Equally fascinating are descriptions of ever-changing lives and jobs by the people in the photos. A farmer explains how isolating his role is, as he works 2000 acres with several huge pieces of equipment to help him but no one to talk to. He’s quite matter of fact about the creeping changes that have resulted in such an antisocial working day, though he delights in going home to his family in the evening.
An elderly woman, the last occupant in a row of miners’ cottages destined to be pulled down, remembers her father returning from the pit with the grimy ends of the loaf of bread he took with him for lunch and how she and her siblings liked this bit best.
Dockworkers’ wives are photographed, their images stuck piece by piece onto brightly coloured shipping containers which are then lifted into position, like those children’s bricks with pieces of a picture on one side, the image slowly becoming whole.
And then in constrast to these voluble, open strangers, there is the looming silent presence of Jean-Luc Godard, Varda’s long time friend.
Indeed at one point Varda and JR race through the Louvre in a joyous recreation of the scene in Godard’s Band Of Outsiders, this time with Varda in a wheelchair and JR pushing her at speed, sometimes leaping sideways over obstacles in his way, letting go then grabbing the wheelchair handles again, Varda listing the artists as they whizz by.
What holds this deliberately meandering trip together is the relationship between JR and Varda.
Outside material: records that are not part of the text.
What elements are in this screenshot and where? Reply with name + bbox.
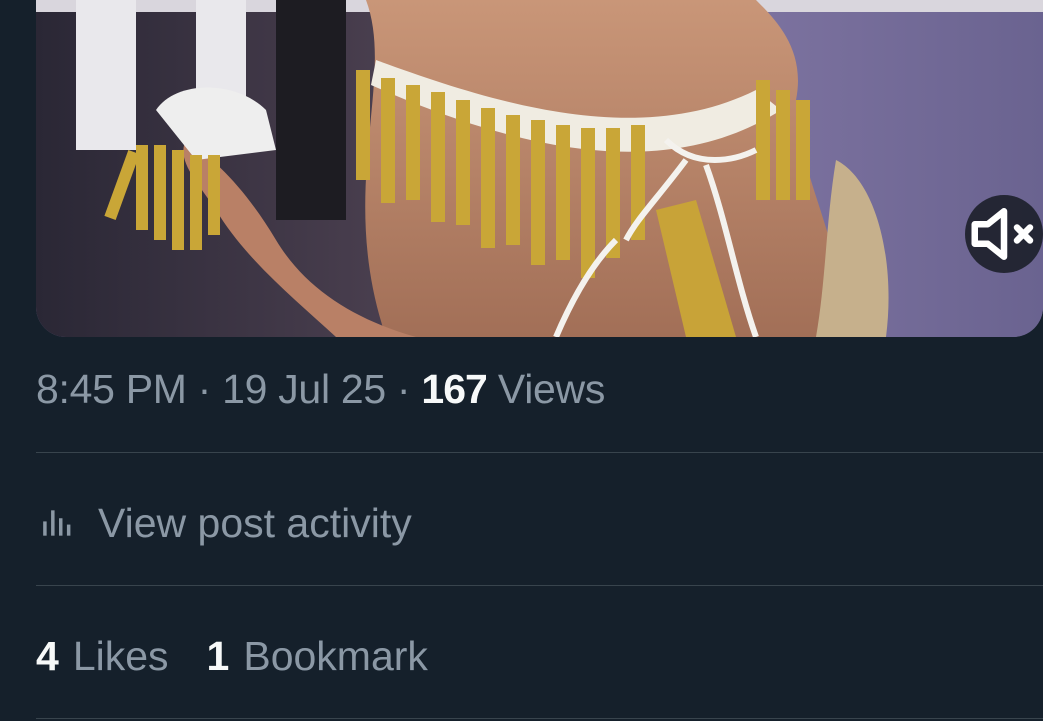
meta-separator: · xyxy=(186,366,223,412)
divider xyxy=(36,452,1043,453)
post-time[interactable]: 8:45 PM xyxy=(36,366,187,412)
divider xyxy=(36,585,1043,586)
post-video[interactable] xyxy=(36,0,1043,337)
likes-stat[interactable]: 4 Likes xyxy=(36,633,169,680)
mute-toggle-button[interactable] xyxy=(965,195,1043,273)
engagement-stats: 4 Likes 1 Bookmark xyxy=(36,628,466,684)
meta-separator: · xyxy=(385,366,422,412)
bookmarks-label: Bookmark xyxy=(243,632,428,679)
divider xyxy=(36,718,1043,719)
post-detail-page: 8:45 PM · 19 Jul 25 · 167 Views View pos… xyxy=(0,0,1043,721)
view-post-activity-link[interactable]: View post activity xyxy=(36,494,412,552)
likes-count: 4 xyxy=(36,632,59,679)
post-date[interactable]: 19 Jul 25 xyxy=(222,366,386,412)
video-frame-image xyxy=(36,0,1043,337)
bookmarks-stat[interactable]: 1 Bookmark xyxy=(207,633,428,680)
views-label: Views xyxy=(486,366,606,412)
view-post-activity-label: View post activity xyxy=(98,499,412,546)
post-timestamp-line: 8:45 PM · 19 Jul 25 · 167 Views xyxy=(36,364,605,414)
analytics-bars-icon xyxy=(43,510,71,536)
speaker-muted-icon xyxy=(971,208,1034,260)
bookmarks-count: 1 xyxy=(206,632,230,679)
likes-label: Likes xyxy=(72,632,169,679)
views-count: 167 xyxy=(421,366,487,412)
Their warmth and consideration for each other means they can joke together constantly. It seems as if they have been cross-generational best friends for an eternity.
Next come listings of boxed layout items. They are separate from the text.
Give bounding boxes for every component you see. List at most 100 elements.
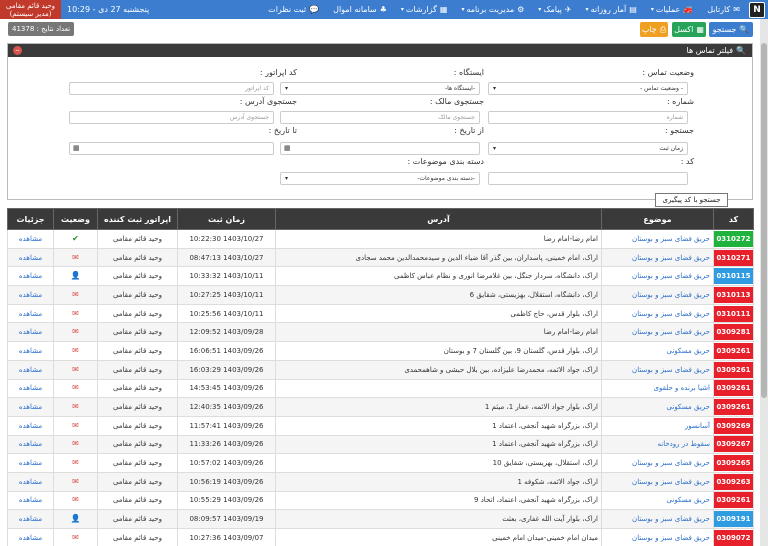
nav-item-1[interactable]: 🚒 عملیات ▾ [644, 0, 700, 19]
subject-link[interactable]: سقوط در رودخانه [601, 434, 714, 455]
column-header-subject[interactable]: موضوع [601, 208, 714, 230]
to-date-input[interactable]: ▦ [69, 142, 274, 155]
subject-link[interactable]: حریق فضای سبز و بوستان [601, 266, 714, 287]
comment-icon: 💬 [309, 5, 320, 14]
subject-link[interactable]: حریق فضای سبز و بوستان [601, 247, 714, 268]
operator-cell: وحید قائم مقامی [97, 434, 178, 455]
subject-link[interactable]: حریق فضای سبز و بوستان [601, 453, 714, 473]
print-button[interactable]: ⎙ چاپ [640, 22, 668, 37]
view-details-link[interactable]: مشاهده [7, 453, 54, 473]
code-cell: 0309261 [713, 378, 754, 399]
subject-link[interactable]: حریق فضای سبز و بوستان [601, 471, 714, 492]
table-row: 0309072 حریق فضای سبز و بوستان میدان امام … [7, 528, 754, 546]
subject-link[interactable]: حریق مسکونی [601, 397, 714, 417]
status-select[interactable]: - وضعیت تماس - ▾ [488, 82, 688, 95]
column-header-address[interactable]: آدرس [275, 208, 602, 230]
time-cell: 1403/09/26 10:57:02 [177, 453, 276, 473]
view-details-link[interactable]: مشاهده [7, 322, 54, 343]
view-details-link[interactable]: مشاهده [7, 285, 54, 305]
address-cell: میدان امام خمینی-میدان امام خمینی [275, 528, 602, 546]
subject-link[interactable]: اشیا برنده و حلقوی [601, 378, 714, 399]
calendar-icon[interactable]: ▦ [284, 144, 291, 152]
print-icon: ⎙ [659, 24, 667, 34]
subject-link[interactable]: آسانسور [601, 415, 714, 436]
envelope-icon: ✉ [72, 420, 79, 430]
number-input[interactable]: شماره [488, 111, 688, 124]
view-details-link[interactable]: مشاهده [7, 303, 54, 324]
search-button[interactable]: 🔍 جستجو [709, 22, 753, 37]
subject-link[interactable]: حریق فضای سبز و بوستان [601, 322, 714, 343]
view-details-link[interactable]: مشاهده [7, 397, 54, 417]
operator-cell: وحید قائم مقامی [97, 471, 178, 492]
subject-link[interactable]: حریق فضای سبز و بوستان [601, 528, 714, 546]
search-type-select[interactable]: زمان ثبت ▾ [488, 142, 688, 155]
view-details-link[interactable]: مشاهده [7, 266, 54, 287]
view-details-link[interactable]: مشاهده [7, 490, 54, 511]
envelope-icon: ✉ [72, 383, 79, 393]
subject-link[interactable]: حریق مسکونی [601, 490, 714, 511]
column-header-status[interactable]: وضعیت [53, 208, 98, 230]
view-details-link[interactable]: مشاهده [7, 528, 54, 546]
brand-logo[interactable]: N [749, 1, 765, 18]
view-details-link[interactable]: مشاهده [7, 434, 54, 455]
address-search-input[interactable]: جستجوی آدرس [69, 111, 274, 124]
view-details-link[interactable]: مشاهده [7, 359, 54, 380]
nav-item-2[interactable]: ▤ آمار روزانه ▾ [579, 0, 644, 19]
column-header-details[interactable]: جزئیات [7, 208, 54, 230]
address-cell: اراک، جواد الائمه، شکوفه 1 [275, 471, 602, 492]
user-icon: 👤 [70, 514, 81, 524]
subject-link[interactable]: حریق مسکونی [601, 341, 714, 361]
table-row: 0309261 حریق فضای سبز و بوستان اراک، جواد … [7, 359, 754, 380]
station-select[interactable]: -ایستگاه ها- ▾ [280, 82, 480, 95]
status-cell: 👤 [53, 266, 98, 287]
envelope-icon: ✉ [72, 458, 79, 468]
view-details-link[interactable]: مشاهده [7, 378, 54, 399]
code-input[interactable] [488, 172, 688, 185]
page-scrollbar[interactable] [760, 19, 768, 546]
operator-cell: وحید قائم مقامی [97, 341, 178, 361]
subject-link[interactable]: حریق فضای سبز و بوستان [601, 359, 714, 380]
table-row: 0310115 حریق فضای سبز و بوستان اراک، دانشگ… [7, 266, 754, 287]
address-cell: اراک، بلوار جواد الائمه، عمار 1، میثم 1 [275, 397, 602, 417]
code-cell: 0309265 [713, 453, 754, 473]
view-details-link[interactable]: مشاهده [7, 415, 54, 436]
owner-search-input[interactable]: جستجوی مالک [280, 111, 480, 124]
nav-item-5[interactable]: ▦ گزارشات ▾ [394, 0, 455, 19]
subject-link[interactable]: حریق فضای سبز و بوستان [601, 303, 714, 324]
column-header-operator[interactable]: اپراتور ثبت کننده [97, 208, 178, 230]
view-details-link[interactable]: مشاهده [7, 341, 54, 361]
view-details-link[interactable]: مشاهده [7, 471, 54, 492]
caret-down-icon: ▾ [585, 6, 589, 13]
envelope-icon: ✉ [72, 289, 79, 299]
truck-icon: 🚒 [683, 5, 694, 14]
envelope-icon: ✉ [72, 402, 79, 412]
table-row: 0310271 حریق فضای سبز و بوستان اراک، امام … [7, 247, 754, 268]
subject-link[interactable]: حریق فضای سبز و بوستان [601, 285, 714, 305]
excel-button[interactable]: ▦ اکسل [672, 22, 706, 37]
category-select[interactable]: -دسته بندی موضوعات- ▾ [280, 172, 480, 185]
nav-item-3[interactable]: ✈ پیامک ▾ [531, 0, 578, 19]
nav-item-4[interactable]: ⚙ مدیریت برنامه ▾ [454, 0, 531, 19]
subject-link[interactable]: حریق فضای سبز و بوستان [601, 229, 714, 249]
nav-item-6[interactable]: ♣ سامانه اموال [326, 0, 394, 19]
collapse-icon[interactable]: − [13, 46, 22, 55]
subject-link[interactable]: حریق فضای سبز و بوستان [601, 509, 714, 529]
operator-cell: وحید قائم مقامی [97, 247, 178, 268]
operator-cell: وحید قائم مقامی [97, 509, 178, 529]
scrollbar-thumb[interactable] [761, 43, 767, 398]
view-details-link[interactable]: مشاهده [7, 509, 54, 529]
column-header-time[interactable]: زمان ثبت [177, 208, 276, 230]
station-label: ایستگاه : [453, 68, 484, 77]
time-cell: 1403/10/11 10:27:25 [177, 285, 276, 305]
operator-code-input[interactable]: کد اپراتور [69, 82, 274, 95]
calendar-icon[interactable]: ▦ [73, 144, 80, 152]
user-menu[interactable]: وحید قائم مقامی (مدیر سیستم) [0, 0, 62, 19]
view-details-link[interactable]: مشاهده [7, 229, 54, 249]
from-date-input[interactable]: ▦ [280, 142, 480, 155]
nav-item-0[interactable]: ✉ کارتابل [700, 0, 747, 19]
column-header-code[interactable]: کد [713, 208, 754, 230]
view-details-link[interactable]: مشاهده [7, 247, 54, 268]
nav-item-7[interactable]: 💬 ثبت نظرات [261, 0, 326, 19]
time-cell: 1403/09/07 10:27:36 [177, 528, 276, 546]
table-header-row: کد موضوع آدرس زمان ثبت اپراتور ثبت کننده… [7, 208, 754, 230]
Sitting on adjacent benches he points out that her tiny stature means she is now stuck until he helps her down. When a village official tells him yes, that giant photo can go on the wall but the scaffolding needs a permit, JR says to him send all fines to Agnes Varda!
The giant images are mostly seen being taken, then already pasted up in situ. Occasionally we see the huge task this must be as they discuss getting equipment down to a windswept beach with a high tide, or when vast scaffolding is seen climbing up at the side of a cavernous barn. It must take ages pasting each picture, piece by piece, working up close but ensuring that from a distance everything looks perfect.
There are quieter times too when we pretend-eavesdrop on the two of them sitting with their backs to us, often by water, talking about who they have met and what it means. And while JR is 53 years younger than his co-director, there’s a sweet moment on a train speeding through the French countryside while both snooze against the window.
An occasional dark cloud looms, probably needed. JR and his film team laugh at Varda for rather too long as she explains why she has chosen a half-built cinderblock house as a backdrop, which they call the ugliest house in the area. And while her meditations on death and dying are bracingly honest as they look at lavender-covered graves in a tiny cemetery, the possible death of a friendship cuts deep.
Faces Places really is a sheer delight from beginning to end. A genuinely life-affirming film, charming and understanding, the stories it tells may be everyday but they are also funny and intriguing and, crucially, never patronising. The photographs tell part of the tale but the subjects are always happy to add more – there’s no need to draw their stories out of them.
JR says that his photos are designed to be ephemeral (some more so than others, depending on where they are located and the power of the elements). But the faces they portray – young or old, smooth or wrinkled, smiling or sad, sometimes smiling and sad, are anything but.